MAmOng0 · March 10, 2023, 11:53am

Hi
I am learning Python and need to parse data from a website like headhunter. I have got the sitemap(https://hh.ru/sitemap/main.xml) from the site with a lot of urls, every url contains even more urls, which lead you to the website. My task is to only find urls which will lead me to pages with a text like “working from home”.
I dont understand how to open and filter so much urls. please help and explain if you can.

cameron · March 11, 2023, 1:17am

I’d have a queue of URLs to visit i.e. a list, which initially contains
just your starting URL above. Then a simple loop which runs until the
list is empty:

 q = ['https://hh.ru/sitemap/main.xml']
 while q:
     url = q.pop(0)

Then use the urllib module to fetch the content of url. Pay
attention to the Content-Type of the fetched data.

A couple of test fetches suggest to me that URLs with a content type of
text/xml contain XML with lists of other URLs. If you get one of them
parse the XML data using the xml.etree.Elementtree.parse function and
append all the URLs to your list q.

The parse function is documented here:

If you get a text/html content type and the URL commences with
https://hh.ru/vacancies/ then it seems to be a job posting. If you get
one of these, I’d suggest parsing its data with the third party library
beautifulsoup4: beautifulsoup4 · PyPI

Then you can search its text for the terms you want, eg “remote work”.

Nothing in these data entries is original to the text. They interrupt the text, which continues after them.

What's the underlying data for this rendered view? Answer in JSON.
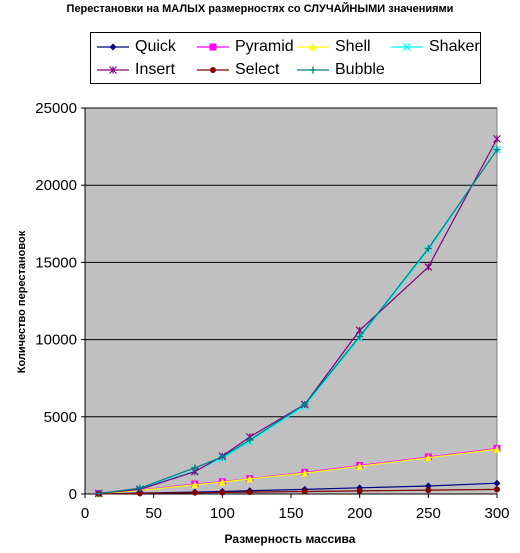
{
  "chart_data": {
    "type": "line",
    "title": "Перестановки на МАЛЫХ размерностях со СЛУЧАЙНЫМИ значениями",
    "xlabel": "Размерность массива",
    "ylabel": "Количество перестановок",
    "x": [
      10,
      40,
      80,
      100,
      120,
      160,
      200,
      250,
      300
    ],
    "xlim": [
      0,
      300
    ],
    "ylim": [
      0,
      25000
    ],
    "xticks": [
      0,
      50,
      100,
      150,
      200,
      250,
      300
    ],
    "yticks": [
      0,
      5000,
      10000,
      15000,
      20000,
      25000
    ],
    "grid": "horizontal",
    "legend_position": "top",
    "plot_background": "#c0c0c0",
    "series": [
      {
        "name": "Quick",
        "color": "#000080",
        "marker": "diamond",
        "values": [
          10,
          60,
          120,
          160,
          210,
          300,
          400,
          520,
          700
        ]
      },
      {
        "name": "Pyramid",
        "color": "#ff00ff",
        "marker": "square",
        "values": [
          20,
          250,
          650,
          800,
          1000,
          1400,
          1850,
          2400,
          2950
        ]
      },
      {
        "name": "Shell",
        "color": "#ffff00",
        "marker": "triangle",
        "values": [
          20,
          230,
          600,
          770,
          980,
          1350,
          1800,
          2350,
          2900
        ]
      },
      {
        "name": "Shaker",
        "color": "#00ffff",
        "marker": "x",
        "values": [
          30,
          350,
          1500,
          2300,
          3400,
          5700,
          10100,
          15800,
          22300
        ]
      },
      {
        "name": "Insert",
        "color": "#800080",
        "marker": "star",
        "values": [
          40,
          300,
          1450,
          2450,
          3700,
          5800,
          10600,
          14700,
          23000
        ]
      },
      {
        "name": "Select",
        "color": "#800000",
        "marker": "circle",
        "values": [
          5,
          40,
          80,
          100,
          120,
          160,
          200,
          250,
          300
        ]
      },
      {
        "name": "Bubble",
        "color": "#008080",
        "marker": "plus",
        "values": [
          30,
          380,
          1700,
          2400,
          3500,
          5800,
          10200,
          15900,
          22300
        ]
      }
    ]
  }
}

Things to consider: keep a set containing URLs you’ve already visited.
You can start your loop by skipping such URLs so that loops in the index
do not cause you to walk the site forever:

     seen = set()
     q = ['https://hh.ru/sitemap/main.xml']
     while q:
         url = q.pop(0)
         if url in seen:
             continue
         seen.add(url)
         ... process the URL ...

The other thing it to avoid walking off the site. Just ignore URLs not
starting with https://hh.ru/:

     seen = set()
     q = ['https://hh.ru/sitemap/main.xml']
     while q:
         url = q.pop(0)
         if not url.startswith('https://hh.ru/'):
             continue
         if url in seen:
             continue
         seen.add(url)
         ... process the URL ...

Cheers,
Cameron Simpson cs@cskk.id.au